Die Schulden von Hynix und der so genannte Schmetterlingseffekt

Sehr geehrter Herr Park,

am Donnerstag vergangener Woche saßen wir in der Redaktion wie jeden Tag zusammen, um die Nachrichten für ComputerPartner-online auszuwählen. Kollege H. berichtete, dass der schwer angeschlagene Halbleiterhersteller Hynix aus Südkorea, immerhin der drittgrößte Computerchip-Produzent der Welt, seine Flachbildschirmproduktion an die chinesische Firma BOE Technology verkaufen wolle. Hynix wolle damit seine Schulden von mehr als fünf Milliarden Euro abbauen.

Der Vorschlag des geschätzten Kollegen H. wurde von der Runde mit der gewohnten professionellen Mischung aus Aufmerksamkeit, Skepsis und völligem Desinteresse aufgenommen. "Wenn ihr mich fragt", sagte Kollege L., "dann finde ich diese Nachricht für unsere Leser genauso interessant und relevant, wie wenn in China ein Sack Reis umfällt."

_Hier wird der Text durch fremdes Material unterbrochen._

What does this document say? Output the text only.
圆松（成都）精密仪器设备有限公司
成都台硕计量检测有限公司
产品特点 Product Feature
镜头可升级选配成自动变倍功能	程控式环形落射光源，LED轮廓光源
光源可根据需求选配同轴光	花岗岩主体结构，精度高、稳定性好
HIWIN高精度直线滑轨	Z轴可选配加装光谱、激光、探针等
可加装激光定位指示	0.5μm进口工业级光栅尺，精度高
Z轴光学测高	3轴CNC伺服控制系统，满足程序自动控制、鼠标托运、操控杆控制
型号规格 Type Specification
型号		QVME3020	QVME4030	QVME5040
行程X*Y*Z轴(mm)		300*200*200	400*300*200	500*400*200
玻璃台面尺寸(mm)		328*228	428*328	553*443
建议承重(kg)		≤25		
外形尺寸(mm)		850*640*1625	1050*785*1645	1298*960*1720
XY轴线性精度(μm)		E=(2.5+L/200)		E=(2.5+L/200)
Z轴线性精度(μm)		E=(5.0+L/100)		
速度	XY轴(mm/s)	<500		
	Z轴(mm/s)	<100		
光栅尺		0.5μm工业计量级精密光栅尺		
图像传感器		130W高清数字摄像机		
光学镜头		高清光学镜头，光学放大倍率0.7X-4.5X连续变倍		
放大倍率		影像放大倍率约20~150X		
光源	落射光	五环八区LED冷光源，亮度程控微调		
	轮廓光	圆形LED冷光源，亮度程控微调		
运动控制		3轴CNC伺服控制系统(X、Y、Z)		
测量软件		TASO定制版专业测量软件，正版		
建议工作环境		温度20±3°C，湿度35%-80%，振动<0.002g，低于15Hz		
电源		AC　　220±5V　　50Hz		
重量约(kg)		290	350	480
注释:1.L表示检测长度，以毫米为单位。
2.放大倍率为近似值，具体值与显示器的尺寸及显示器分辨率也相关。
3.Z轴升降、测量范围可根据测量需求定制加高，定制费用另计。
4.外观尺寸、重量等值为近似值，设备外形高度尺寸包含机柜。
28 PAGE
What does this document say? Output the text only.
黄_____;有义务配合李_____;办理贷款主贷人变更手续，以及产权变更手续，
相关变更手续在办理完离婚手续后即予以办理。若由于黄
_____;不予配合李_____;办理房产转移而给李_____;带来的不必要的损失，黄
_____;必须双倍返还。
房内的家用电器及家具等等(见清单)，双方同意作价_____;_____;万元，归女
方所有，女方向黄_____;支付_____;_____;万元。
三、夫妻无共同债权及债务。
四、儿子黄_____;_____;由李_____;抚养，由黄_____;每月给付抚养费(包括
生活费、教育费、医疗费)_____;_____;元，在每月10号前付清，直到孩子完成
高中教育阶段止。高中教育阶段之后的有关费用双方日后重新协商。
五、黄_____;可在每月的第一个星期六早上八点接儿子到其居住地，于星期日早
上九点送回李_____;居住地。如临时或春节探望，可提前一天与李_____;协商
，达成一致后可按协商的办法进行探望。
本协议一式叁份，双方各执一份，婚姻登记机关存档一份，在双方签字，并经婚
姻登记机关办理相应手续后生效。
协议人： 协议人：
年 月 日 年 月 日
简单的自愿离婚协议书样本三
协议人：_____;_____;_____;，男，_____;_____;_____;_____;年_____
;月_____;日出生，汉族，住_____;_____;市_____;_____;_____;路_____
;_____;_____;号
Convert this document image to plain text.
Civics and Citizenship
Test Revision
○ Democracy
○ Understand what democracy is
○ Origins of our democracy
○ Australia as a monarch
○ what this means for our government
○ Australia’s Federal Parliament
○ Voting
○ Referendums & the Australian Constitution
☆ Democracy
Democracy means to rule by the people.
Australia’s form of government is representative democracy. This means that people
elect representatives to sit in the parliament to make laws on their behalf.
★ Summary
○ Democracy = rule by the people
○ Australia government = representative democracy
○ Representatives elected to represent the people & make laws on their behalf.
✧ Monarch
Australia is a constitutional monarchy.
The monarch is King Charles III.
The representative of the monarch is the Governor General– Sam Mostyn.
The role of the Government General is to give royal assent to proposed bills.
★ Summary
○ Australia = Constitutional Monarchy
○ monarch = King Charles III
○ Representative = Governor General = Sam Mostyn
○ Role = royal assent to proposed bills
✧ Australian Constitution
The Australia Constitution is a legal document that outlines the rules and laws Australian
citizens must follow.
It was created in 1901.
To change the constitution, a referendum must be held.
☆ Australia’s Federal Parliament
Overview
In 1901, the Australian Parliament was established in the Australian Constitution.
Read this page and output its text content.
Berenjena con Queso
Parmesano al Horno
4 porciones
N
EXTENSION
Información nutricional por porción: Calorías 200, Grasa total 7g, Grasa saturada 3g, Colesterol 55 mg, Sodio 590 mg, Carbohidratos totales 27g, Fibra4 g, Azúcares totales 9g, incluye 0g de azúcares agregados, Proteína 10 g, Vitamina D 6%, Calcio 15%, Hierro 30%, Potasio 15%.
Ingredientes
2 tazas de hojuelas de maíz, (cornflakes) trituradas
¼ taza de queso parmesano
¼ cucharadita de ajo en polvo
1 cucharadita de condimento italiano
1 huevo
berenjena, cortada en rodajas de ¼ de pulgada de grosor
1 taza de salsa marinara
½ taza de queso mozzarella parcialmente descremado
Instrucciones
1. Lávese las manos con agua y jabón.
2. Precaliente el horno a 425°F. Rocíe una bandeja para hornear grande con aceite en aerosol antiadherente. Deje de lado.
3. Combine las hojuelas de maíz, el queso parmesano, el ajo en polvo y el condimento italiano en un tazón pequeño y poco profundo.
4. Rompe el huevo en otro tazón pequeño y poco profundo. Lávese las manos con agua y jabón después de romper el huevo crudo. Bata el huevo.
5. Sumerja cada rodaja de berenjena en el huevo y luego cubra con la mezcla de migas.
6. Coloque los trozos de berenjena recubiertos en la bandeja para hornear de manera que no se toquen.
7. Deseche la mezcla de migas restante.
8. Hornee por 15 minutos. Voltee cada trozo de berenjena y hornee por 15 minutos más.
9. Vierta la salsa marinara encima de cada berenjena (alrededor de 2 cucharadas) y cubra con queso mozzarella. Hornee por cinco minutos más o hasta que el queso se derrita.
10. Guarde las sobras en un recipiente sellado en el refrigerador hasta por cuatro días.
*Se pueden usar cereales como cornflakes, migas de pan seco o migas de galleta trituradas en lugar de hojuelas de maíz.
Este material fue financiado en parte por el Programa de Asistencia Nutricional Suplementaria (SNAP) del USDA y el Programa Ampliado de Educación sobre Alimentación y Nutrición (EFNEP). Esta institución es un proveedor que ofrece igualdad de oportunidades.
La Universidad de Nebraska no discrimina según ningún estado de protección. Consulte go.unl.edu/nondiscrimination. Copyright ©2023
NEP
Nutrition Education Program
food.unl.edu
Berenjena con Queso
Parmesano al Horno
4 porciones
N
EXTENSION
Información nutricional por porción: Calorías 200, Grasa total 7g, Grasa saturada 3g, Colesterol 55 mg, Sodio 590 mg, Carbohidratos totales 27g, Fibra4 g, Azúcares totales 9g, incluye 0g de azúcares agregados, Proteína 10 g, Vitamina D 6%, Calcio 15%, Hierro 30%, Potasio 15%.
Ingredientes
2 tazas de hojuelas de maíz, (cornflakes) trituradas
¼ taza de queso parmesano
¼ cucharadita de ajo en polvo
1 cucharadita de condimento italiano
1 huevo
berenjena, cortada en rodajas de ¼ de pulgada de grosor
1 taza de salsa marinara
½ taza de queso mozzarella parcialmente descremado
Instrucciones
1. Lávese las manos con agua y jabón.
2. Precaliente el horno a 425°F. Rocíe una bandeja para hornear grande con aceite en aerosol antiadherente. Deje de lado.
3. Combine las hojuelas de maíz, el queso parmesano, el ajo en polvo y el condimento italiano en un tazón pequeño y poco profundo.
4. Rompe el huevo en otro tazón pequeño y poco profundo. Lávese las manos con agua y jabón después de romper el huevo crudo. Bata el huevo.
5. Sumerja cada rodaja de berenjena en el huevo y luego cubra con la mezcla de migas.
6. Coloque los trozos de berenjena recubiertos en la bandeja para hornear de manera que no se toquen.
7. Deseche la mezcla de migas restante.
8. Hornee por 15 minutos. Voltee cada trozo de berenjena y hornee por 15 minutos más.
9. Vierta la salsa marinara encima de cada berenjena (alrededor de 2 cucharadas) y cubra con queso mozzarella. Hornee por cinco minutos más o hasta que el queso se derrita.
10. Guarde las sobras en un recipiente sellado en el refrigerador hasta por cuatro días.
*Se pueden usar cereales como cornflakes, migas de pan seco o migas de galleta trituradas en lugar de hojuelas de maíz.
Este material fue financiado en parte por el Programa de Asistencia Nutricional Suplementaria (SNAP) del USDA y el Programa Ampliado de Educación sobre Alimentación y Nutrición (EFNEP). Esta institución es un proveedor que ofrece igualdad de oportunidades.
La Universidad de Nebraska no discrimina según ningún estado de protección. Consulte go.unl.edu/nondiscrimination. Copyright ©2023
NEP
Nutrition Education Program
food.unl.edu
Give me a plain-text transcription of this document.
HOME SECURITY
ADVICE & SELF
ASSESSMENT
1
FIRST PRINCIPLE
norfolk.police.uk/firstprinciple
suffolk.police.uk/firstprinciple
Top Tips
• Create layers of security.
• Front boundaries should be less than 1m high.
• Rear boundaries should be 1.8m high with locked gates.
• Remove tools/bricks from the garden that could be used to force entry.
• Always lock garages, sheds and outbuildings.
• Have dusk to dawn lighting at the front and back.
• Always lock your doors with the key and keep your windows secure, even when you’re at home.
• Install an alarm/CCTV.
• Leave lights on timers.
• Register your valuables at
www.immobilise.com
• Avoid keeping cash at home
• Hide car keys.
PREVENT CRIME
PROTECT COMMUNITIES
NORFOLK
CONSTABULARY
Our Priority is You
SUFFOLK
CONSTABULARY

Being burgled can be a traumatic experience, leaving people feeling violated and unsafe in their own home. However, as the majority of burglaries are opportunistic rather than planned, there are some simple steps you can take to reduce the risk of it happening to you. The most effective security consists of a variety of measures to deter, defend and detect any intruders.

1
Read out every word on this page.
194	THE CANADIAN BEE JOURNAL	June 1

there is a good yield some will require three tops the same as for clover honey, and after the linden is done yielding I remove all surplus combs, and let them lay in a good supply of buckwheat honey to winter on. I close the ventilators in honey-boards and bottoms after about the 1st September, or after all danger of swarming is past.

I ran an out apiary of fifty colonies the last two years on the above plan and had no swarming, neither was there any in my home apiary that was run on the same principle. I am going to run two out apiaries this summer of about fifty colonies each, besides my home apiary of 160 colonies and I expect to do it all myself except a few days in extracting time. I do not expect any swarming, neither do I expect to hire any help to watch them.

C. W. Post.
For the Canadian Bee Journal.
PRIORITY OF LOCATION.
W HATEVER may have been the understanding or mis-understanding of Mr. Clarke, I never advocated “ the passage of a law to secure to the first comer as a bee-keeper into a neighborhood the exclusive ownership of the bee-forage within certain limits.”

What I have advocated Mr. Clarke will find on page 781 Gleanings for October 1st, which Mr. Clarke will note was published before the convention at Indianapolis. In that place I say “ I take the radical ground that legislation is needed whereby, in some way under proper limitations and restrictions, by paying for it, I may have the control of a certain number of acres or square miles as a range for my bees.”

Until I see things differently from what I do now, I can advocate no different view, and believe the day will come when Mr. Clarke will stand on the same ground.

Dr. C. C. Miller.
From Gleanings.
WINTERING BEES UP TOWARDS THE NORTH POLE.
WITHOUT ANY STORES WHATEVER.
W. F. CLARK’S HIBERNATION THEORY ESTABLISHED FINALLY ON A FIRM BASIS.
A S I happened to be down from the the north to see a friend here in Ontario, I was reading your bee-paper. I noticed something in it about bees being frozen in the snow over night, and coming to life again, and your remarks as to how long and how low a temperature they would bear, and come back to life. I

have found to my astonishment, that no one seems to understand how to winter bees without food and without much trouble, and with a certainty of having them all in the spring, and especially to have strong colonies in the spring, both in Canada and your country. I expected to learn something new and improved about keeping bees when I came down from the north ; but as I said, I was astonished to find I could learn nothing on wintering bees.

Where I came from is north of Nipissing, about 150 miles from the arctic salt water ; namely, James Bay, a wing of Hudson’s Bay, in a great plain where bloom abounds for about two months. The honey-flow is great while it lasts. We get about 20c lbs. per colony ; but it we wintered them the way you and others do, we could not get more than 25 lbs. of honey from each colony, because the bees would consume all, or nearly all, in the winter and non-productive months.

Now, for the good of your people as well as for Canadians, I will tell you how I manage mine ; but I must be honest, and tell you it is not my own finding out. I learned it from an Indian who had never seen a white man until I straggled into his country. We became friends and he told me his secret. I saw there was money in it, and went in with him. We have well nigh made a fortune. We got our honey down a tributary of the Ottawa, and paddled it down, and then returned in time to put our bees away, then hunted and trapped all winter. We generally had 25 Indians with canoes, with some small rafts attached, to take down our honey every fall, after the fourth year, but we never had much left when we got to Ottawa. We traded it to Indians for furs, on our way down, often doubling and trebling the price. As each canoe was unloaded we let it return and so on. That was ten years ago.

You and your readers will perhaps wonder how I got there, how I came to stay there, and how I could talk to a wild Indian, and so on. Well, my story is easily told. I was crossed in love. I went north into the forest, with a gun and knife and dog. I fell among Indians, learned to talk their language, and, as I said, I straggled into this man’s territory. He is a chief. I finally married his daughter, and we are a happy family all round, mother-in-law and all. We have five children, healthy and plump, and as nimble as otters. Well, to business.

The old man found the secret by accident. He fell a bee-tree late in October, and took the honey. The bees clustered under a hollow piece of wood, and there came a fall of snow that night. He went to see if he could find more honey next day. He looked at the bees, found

Doch mit dieser Bemerkung war er bei dem Kollegen H. an den richtigen geraten. Ob er, L., denn noch nie von dem "Schmetterlingseffekt" gehört habe. "Ist das nicht diese Geschichte mit den Schmetterlingen im Bauch, wenn man 16 und frisch verliebt ist?", fragte Kollegin G. "Blödsinn!", wies Kollege H. sie zurecht und belehrte: "Bekanntlich geht der Schmetterlingseffekt auf den Meteorologen Edward Lorenz zurück, der 1963 entdeckte, dass kleine Faktoren wie zum Beispiel der Flügelschlag eines Schmetterlings in Südamerika darüber entscheiden können, ob sich Tage später ein Hurrikan auf die Westküste der USA zubewegt oder nicht. Und wenn jetzt Hynix seine Flachbildschirmproduktion verkauft, dann ist das vielleicht auch so ein Schmetterlingsflügelschlag, der irgendwo auf der Welt in der Flach-bildschirmbranche einen Hurrikan auslöst. Vielleicht auch in Deutschland. Daher steht für mich außer Zweifel, dass diese Meldung für die ComputerPartner-Leser von einer ganz außerordentlichen Relevanz ist", sagte H. und blickte herausfordernd in die Runde.

"Jaja, der Schmetterlingseffekt", entgegnete Kollege M. "Dir scheint entgangen zu sein, dass Wissenschaftler der Universität Grenoble den Schmetterlingseffekt längst widerlegt haben. Einer der Forscher, Raoul Roberts, hat es schön formuliert - ich zitiere: 'Ich weiß zwar auch nicht, wie man das Wetter in zwei Wochen vorhersagt; aber was immer uns daran hindert - die Schmetterlinge sind es nicht.'" Nun mischte sich auch der Kollege W., ein promovierter Physiker, in die Diskussion ein. "Ich möchte an dieser Stelle daran erinnern", sagte er gegen den Kollegen M. gewandt, "dass der Mathematiker Warwick Tucker von der Universität Uppsala in Schweden in seiner Doktorarbeit akribisch nachgewiesen hat, dass der Schmetterlingseffekt tatsächlich wirkt. Seinen Beweis führte Tucker übrigens mithilfe des Konzepts der 'Singulären Hyperbolizität', das auf Morales, Pacifico und Pujals aus dem Jahre 1998 zurückgeht." "War das nicht 1999?", fragte Kollegin F. und schaute angestrengt an die Decke.

Wie man sieht, macht es sich die ComputerPartner-Redaktion nicht leicht, wenn es um die Auswahl der Nachrichten für unsere Leser geht. Das Wichtige vom Unwichtigen, das Relevante vom Irrelevanten, das Unterhaltsame vom Langweiligen sortieren, das ist eine unserer wichtigsten Aufgaben. Die nehmen wir sehr ernst.

Ach ja, wir haben dann doch eine Onlinemeldung über den geplanten Verkauf der Flachbildschirmproduktion von Hynix an BOE gebracht. Es hat sich kein Schwein dafür interessiert.